The current situation is that most organizations offering services to street-children or children and youth at risk do not have policies, or if they have them, they only developed them when they absolutely had to. This is presumably because there is considerable fear instilled among organizations by the very word `policy’ itself.

Policy simply means thinking about problems in advance, and how the organization will want to handle them rather than thinking under pressure to decide or act quickly. So there is no need to be terrified about ‘policy’.


1 Collaboration also makes it possible for the government to delegate authority for the handling of specific tasks (such as the registration of new programmes) to one or more of the organizations to undertake on its behalf. Without collaboration, such delegation is impossible, because agencies will still be working on the basis of divided minds and at cross purposes with each other. Collaboration, on the other hand, leads to specialization, which eliminates competition and makes partial delegation of governmental authority possible.

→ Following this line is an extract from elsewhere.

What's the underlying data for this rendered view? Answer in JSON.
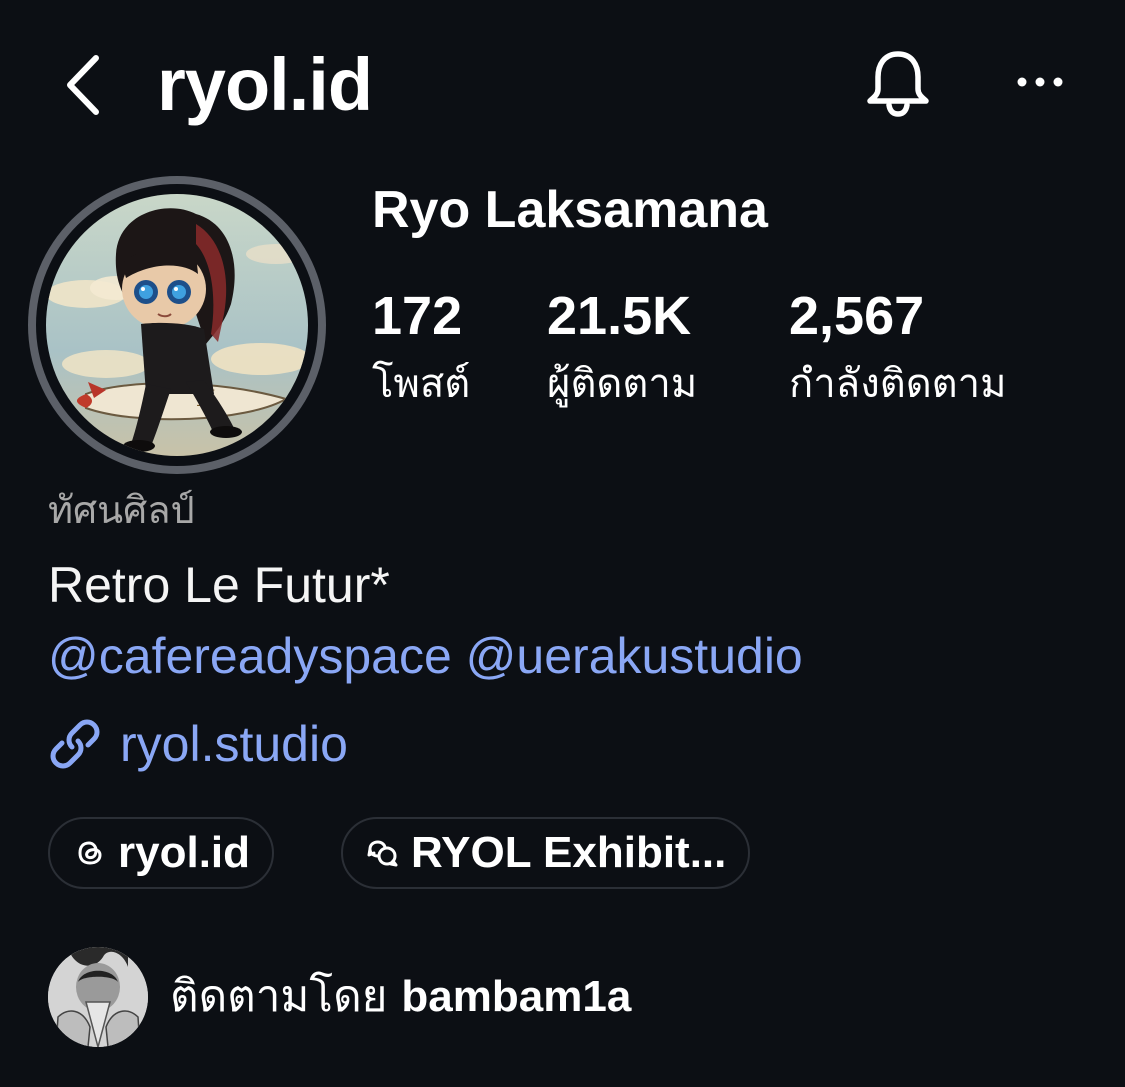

2 Organizations that work with street children or children and youth at risk must learn to think through the changes donors may ask them to make, and not to agree to them unless and until they are convinced that the changes are desirable. Donor interests and the changes they recommend should perhaps be incorporated into an organization’s programme on a gradual basis, with the organization being given time to think about the change and reflect on its likely consequences and implications, then giving donors a feedback after an agreed-upon period of time.

3 The government’s presence, active involvement, and indeed leadership in the whole area of street-children work is presently seen and felt. This is to say that the Government has improved greatly and should be encouraged to do even much better.

4 Communities need to be educated as to why this common interest and strong stand are important. Some stakeholders in the present effort have suggested that education of communities is not being encouraged currently because the government fears this possibility. But children’s issues need to be de-politicised. It is in the interests of everyone involved in this field to work toward demonstrating that an educated community that is empowered to take care of its own is an asset to the government rather than a threat, because it actually helps the government to shoulder its responsibilities.

Kenya Street Children’s Project Report (May 2006)


The project has been progressing albeit a little slower than in 2005. We begun the year 2006 working closely with Baraka za Ibrahim Children’s Center in providing them with an English teacher for the first term to teach in the High School section beginning January to April 2006. The project also provided cleaning materials for the bathrooms, kitchens and classrooms and a few textbooks for use in the classes. The project continues to work closely with Baraka za Ibrahim Children’s Center.


The project also held a three-day needs-assessment seminar in Kisumu, Kenya on the 23rd, 24th and 25th of November 2005. The seminar brought together different organizations and individuals involved in child protection in Kisumu, known as stakeholders, to develop initiatives for removing children off the streets of Kisumu and to protect their human rights.

At the beginning of the seminar, one of the stakeholders, Pandpieri Catholic Children’s Center/Kisumu Urban Apostolate Programmes – Pandpieri, through its representative Susan A. Otieno, made a presentation on the situation of street children in Kisumu, Kenya. The paper she presented is available for your perusal.

The project also held a one-day needs-assessment seminar in Kakamega, Kenya on the 29th of November 2005, also bringing together stakeholders involved in child protection in Kakamega, to develop initiatives for removing children off the streets of Kakamega and to protect their human rights.

Both the Kisumu and Kakamega seminars were held in partnership with the International Leadership Institute (ILI), Children’s Legal Action Network (CLAN) and the Children’s Department.


The project’s coordinator will continue to work with Baraka za Ibrahim Children’s Center and the stakeholders identified to realize the common goal of getting children off the streets and protecting their human rights.